Die Beklagte beantragt,

die Berufung zurückzuweisen.

Sie verweist auf die Ausführungen im erstinstanzlichen Urteil.

Zum Gegenstand der mündlichen Verhandlung gemacht wurden die Leistungsakten der Beklagten sowie die Gerichtsakten beider Instanzen. Im Übrigen wird auf den gesamten Akteninhalt, insbesondere den Inhalt der Schriftsätze der Beteiligten, Bezug genommen und verwiesen.

Entscheidungsgründe:

Die Berufung ist unbegründet.

Zu Recht hat das Sozialgericht Dresden (SG) die Klage abgewiesen, weil der Klägerin ein Anspruch auf die Gewährung einer Rente wegen verminderter Erwerbsfähigkeit nicht zusteht.

Die Klägerin ist weder berufsunfähig (§ 43 Abs. 2 Sechstes Buch Sozialgesetzbuch - SGB VI -) noch erwerbsunfähig (§ 44 Abs. 2 Satz 1 SGB VI).

Berufsunfähigkeit im Sinne des § 43 Abs. 2 SGB VI liegt nicht vor, da die Erwerbsfähigkeit der Klägerin wegen Krankheit oder Behinderung noch nicht auf weniger als die Hälfte derjenigen einer körperlich, geistig oder seelisch gesunden Versicherten mit ähnlicher Ausbildung und gleichwertigen Kenntnissen und Fähigkeiten gesunken ist.

Die Beurteilung, wie weit die Erwerbsfähigkeit einer Versicherten gesunken ist, wird danach getroffen, welchen Verdienst sie in einer Tätigkeit erzielen kann, auf die sie nach ihrem Gesundheitszustand und nach ihrem bisherigen Beruf zumutbar verwiesen werden kann (vgl. BSG, Urteil vom 28. Februar 1963 - 12 RJ 24/58 - SozR Nr. 24 zu § 1246 RVO -). Für die Beurteilung, wie weit die Erwerbsfähigkeit einer Versicherten gesunken ist, kommt es auf den bisherigen Beruf an (vgl. BSG in SozR 2200 § 1246 RVO Nr. 107 und 169). In der Regel ist dies die letzte versicherungspflichtige Tätigkeit oder Beschäftigung, die vollwertig und nachhaltig verrichtet worden ist (vgl. BSG SozR 2200 § 1246 Nrn. 130, 164).

Letzte Beschäftigung in diesem Sinne ist die Tätigkeit als Stepperin. Diese hat die Klägerin von März 1974 bis November 1991 vollwertig bewusst und gewollt zur dauerhaften Einkommenserzielung ausgeübt.

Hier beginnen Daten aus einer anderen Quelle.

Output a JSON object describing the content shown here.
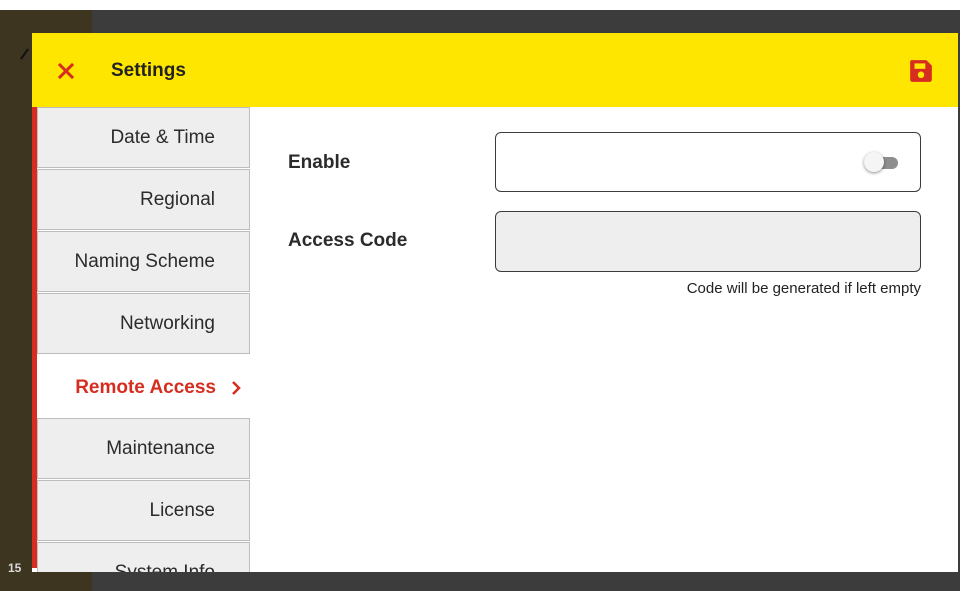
{
  "background": {
    "bottom_text": "15"
  },
  "header": {
    "title": "Settings",
    "close_icon": "close-icon",
    "save_icon": "save-icon",
    "color": "#ffe600"
  },
  "sidebar": {
    "accent_color": "#d62d20",
    "items": [
      {
        "label": "Date & Time",
        "active": false
      },
      {
        "label": "Regional",
        "active": false
      },
      {
        "label": "Naming Scheme",
        "active": false
      },
      {
        "label": "Networking",
        "active": false
      },
      {
        "label": "Remote Access",
        "active": true
      },
      {
        "label": "Maintenance",
        "active": false
      },
      {
        "label": "License",
        "active": false
      },
      {
        "label": "System Info",
        "active": false
      }
    ]
  },
  "main": {
    "enable": {
      "label": "Enable",
      "value": false
    },
    "access_code": {
      "label": "Access Code",
      "value": "",
      "hint": "Code will be generated if left empty"
    }
  }
}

Diesen Beruf kann die Klägerin nicht mehr vollwertig verrichten, ist jedoch mit den bestehenden Gesundheitsbeeinträchtigungen in der Lage, ganztägig eine ihr sozial zumutbare Verweisungstätigkeit als Pförtnerin sowie sonstige leichte Arbeiten ohne besonderen Zeitruck, ohne Wechselschicht, ohne hohe nervliche Belastung, ohne hohe Anforderungen an die Umstellungs- und Anpassungsfähigkeit, ohne Stressbelastung und ohne gehobene Verantwortung auf dem allgemeinen Arbeitsmarkt auszuüben. Insoweit wird auf die beruflichen und medizinischen Feststellungen des erstinstanzlichen Gerichtes, welchen der Senat nach Überprüfung vollumfänglich beitritt, Bezug genommen und verwiesen (§ 153 Abs. 2 SGG). Insbesondere hat die Klägerin neue, bislang nicht berücksichtigte Gesundheitsstörungen mit der Berufung nicht bekundet.

Der Umstand, dass es in einer Zeit angespannter Arbeitsmarktlage schwierig ist, einen passenden Arbeitsplatz zu finden, und das Arbeitsamt zu einer derartigen Vermittlung nicht in der Lage ist, ist kein Grund zur Gewährung einer Rente wegen Berufsunfähigkeit. Denn bei vollschichtiger Einsatzmöglichkeit ist der Arbeitsmarkt der gesamten Bundesrepublik Deutschland zu berücksichtigen, und es kommt auf die Zahl der vorhandenen, nicht auf die Zahl der gerade freien Arbeitsplätze an (BSG, Großer Senat, Beschluss vom 19.12.1996 - GS 2/95 - BSGE 80,24 -).

Die Kostenentscheidung beruht auf § 193 Abs. 1 SGG.

Die Revision ist nicht zuzulassen, weil die Voraussetzungen für die Zulassung nach § 160 Abs. 2 Nrn. 1 und 2 SGG nicht vorliegen.